|go ahead... be a heretic|
Re^2: 'A' web server takes another "time out" (disk)by tye (Sage)
|on May 04, 2006 at 16:53 UTC||Need Help??|
One of my prior working theories was a disk "going bad" (having much experience with the fact that the manufacturors of commonly-used disk drives, drivers, and controllers only took away half of the point of "fault tolerance"1 resulting in drives "going bad" extremely silently, the only "evidence" being a particular pattern of slow-down).
But that was when I didn't see good evidence of lots of swapping going on. Of course, "lots" is a relative term so, anyone, please feel free to make some calculations of disk speed based on the amount of swapping reported above and let us know if, in order to explain the CPU idleness, we'd need to have an unusually slow disk in the mix as well.
There is no database disk on this system.
1 The major point of the fault tolerance movement was to prevent things from suddenly failing. The point was that you could spend more and more resources making things more and more reliable, probably reducing how frequently something just "falls down" but you'd still end up having things suddenly fail, likely at a very inconvient time and have to spend a lot of down time and running around in a panic trying to replace / repair what failed. A "better way" was seen: Don't have single points of failure so that when something fails, things can continue on and you can schedule to replace the failed part at a convenient time, perhaps without even requiring down time. And the key to this working is that someone must be notified that a failure happened! Unfortunately, so many common modern systems include features that are tolerant of faults but provide no means of notification and often even prevent you from ever being able to tell, no matter how hard you look, that a fault happened. Hard disks are a great example of this, in my experience.

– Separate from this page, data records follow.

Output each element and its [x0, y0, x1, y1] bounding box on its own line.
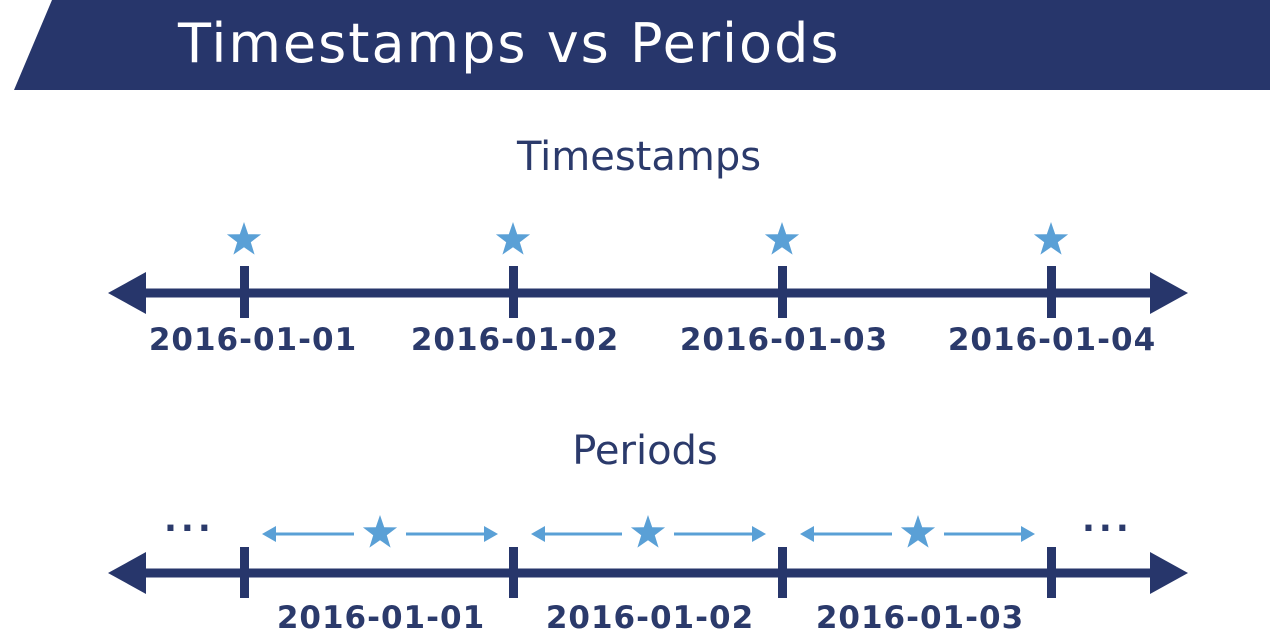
period-label: 2016-01-01	[276, 600, 486, 636]
star-icon	[764, 222, 800, 255]
timestamp-tick	[1047, 266, 1056, 318]
span-arrow-right-icon	[1021, 526, 1035, 542]
period-boundary-tick	[778, 547, 787, 598]
arrowhead-right-icon	[1150, 552, 1188, 594]
arrowhead-right-icon	[1150, 272, 1188, 314]
star-icon	[362, 515, 398, 548]
period-span	[262, 515, 498, 548]
period-label: 2016-01-02	[545, 600, 755, 636]
period-span	[800, 515, 1035, 548]
timestamps-timeline	[108, 222, 1188, 318]
span-arrow-left-icon	[800, 526, 814, 542]
ellipsis-right: ...	[1082, 500, 1133, 540]
timestamp-tick	[778, 266, 787, 318]
timestamp-tick	[509, 266, 518, 318]
timestamp-label: 2016-01-03	[679, 322, 889, 358]
periods-heading: Periods	[572, 428, 718, 474]
period-boundary-tick	[240, 547, 249, 598]
span-arrow-left-icon	[531, 526, 545, 542]
header-banner	[14, 0, 1270, 90]
page-title: Timestamps vs Periods	[178, 12, 841, 75]
arrowhead-left-icon	[108, 552, 146, 594]
span-arrow-left-icon	[262, 526, 276, 542]
period-label: 2016-01-03	[815, 600, 1025, 636]
star-icon	[495, 222, 531, 255]
period-boundary-tick	[1047, 547, 1056, 598]
timestamp-label: 2016-01-02	[410, 322, 620, 358]
timestamp-tick	[240, 266, 249, 318]
timestamp-label: 2016-01-01	[148, 322, 358, 358]
timestamp-label: 2016-01-04	[947, 322, 1157, 358]
timestamps-heading: Timestamps	[516, 134, 762, 180]
star-icon	[1033, 222, 1069, 255]
star-icon	[630, 515, 666, 548]
span-arrow-right-icon	[752, 526, 766, 542]
periods-timeline	[108, 515, 1188, 598]
period-boundary-tick	[509, 547, 518, 598]
arrowhead-left-icon	[108, 272, 146, 314]
span-arrow-right-icon	[484, 526, 498, 542]
period-span	[531, 515, 766, 548]
star-icon	[900, 515, 936, 548]
star-icon	[226, 222, 262, 255]
ellipsis-left: ...	[164, 500, 215, 540]
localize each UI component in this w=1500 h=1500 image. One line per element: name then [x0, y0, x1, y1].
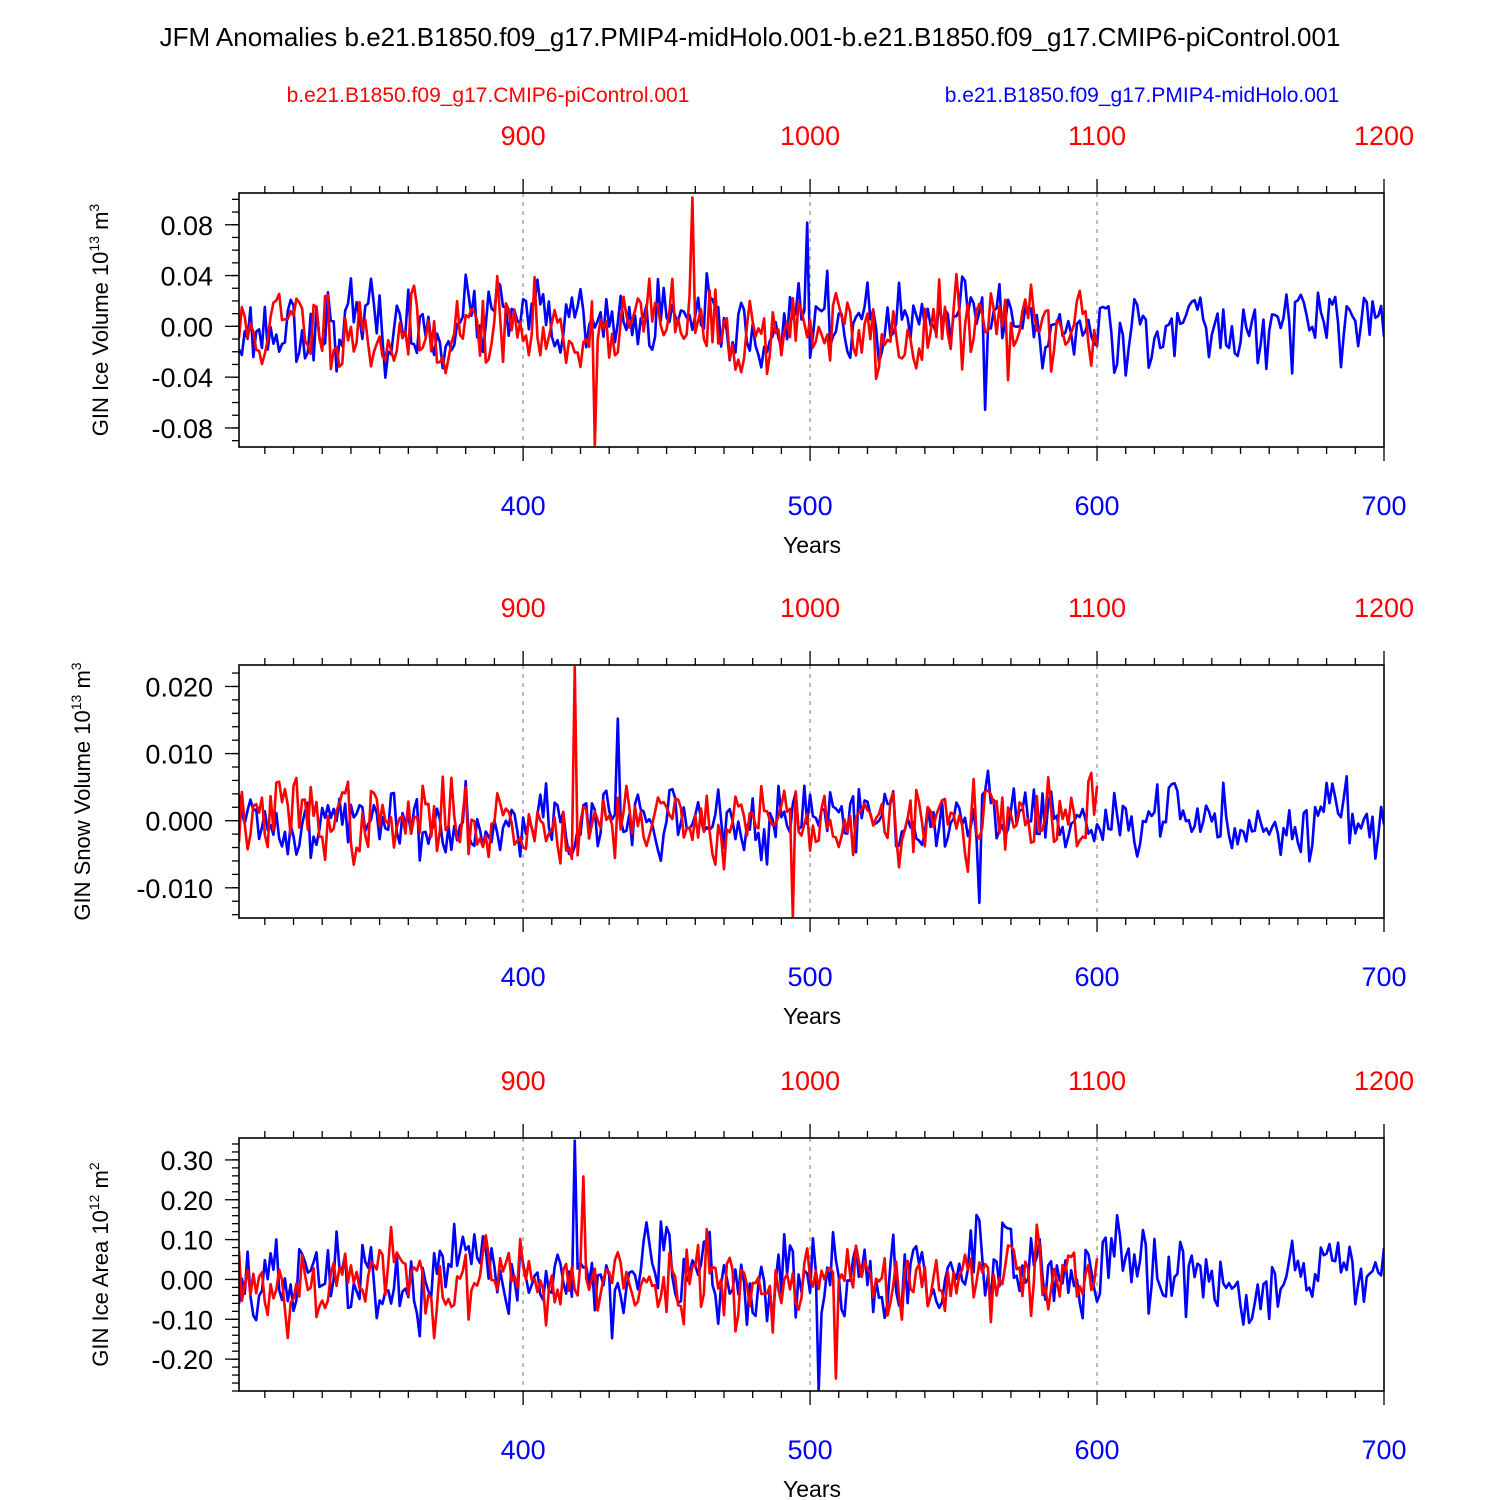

It used to be that a hard disk going bad would start recording faults in your syslog and the frequency of these reports would rise, very slowly at first but following a geometric curve, and you'd replace the disk before it catastrophically died. Now most disks start to fail by slowing down from time-to-time, more and more dramatically, eventually nearly locking up while the disk retries reading the sector that is going bad but eventually fails, then the driver/controller retries which causes the disk to do a whole nother round of retries, then the operating system multiplies the number of retries yet again with its own retries... and eventually we just get lucky and the CRC "passes" and no hard evidence that anything at all went wrong remains.
I'd point you to a google search for the "S.M.A.R.T." acronym but google no longer treats searching for "s m a r t" differently from searching for "s-m-a-r-t" and so you'd just get a huge list of pages containing the word "smart". That system lets you query some internal counters kept nearly hidden inside the disk drive that likely includes a count of at least some types of retries. It is the only way I've been able to find any real evidence (usually still quite vague) that a disk is starting to fail. But note that most S.M.A.R.T. tools try to be "smart" and just figure out for you whether or not the disk is about to suddenly fail (making nearly the identical mistake mentioned above) and thus usually don't tell you a single thing until the disk is within minutes of failing (usually while you aren't using the computer, and often only after the failure has already become catastrophic). So you have to jump through hoops to look at the raw S.M.A.R.T. data and make guesses at what some of them mean... Which has a lot to do with why you've probably not heard of S.M.A.R.T. before (or only heard bad things about it).
And then there is the other extreme: parity checking of memory. When your memory is working just fine 99.999% of the time but a single bit error is noticed and reported to you by virtue of the fact that your entire computer system has suddenly become a frozen brick displaying the notification on the console. Being blissfully unaware of the rare single-bit error starts to look good when compared to having all of the in-progress work, most (probably all) of which would be unaffected by that one bit, being sent to evaporate for the sake of providing notification of a fault...
Yes, I understand that the plumbing of notifications is hard and that is why this plumbing of notifications is so often not done or is done so badly.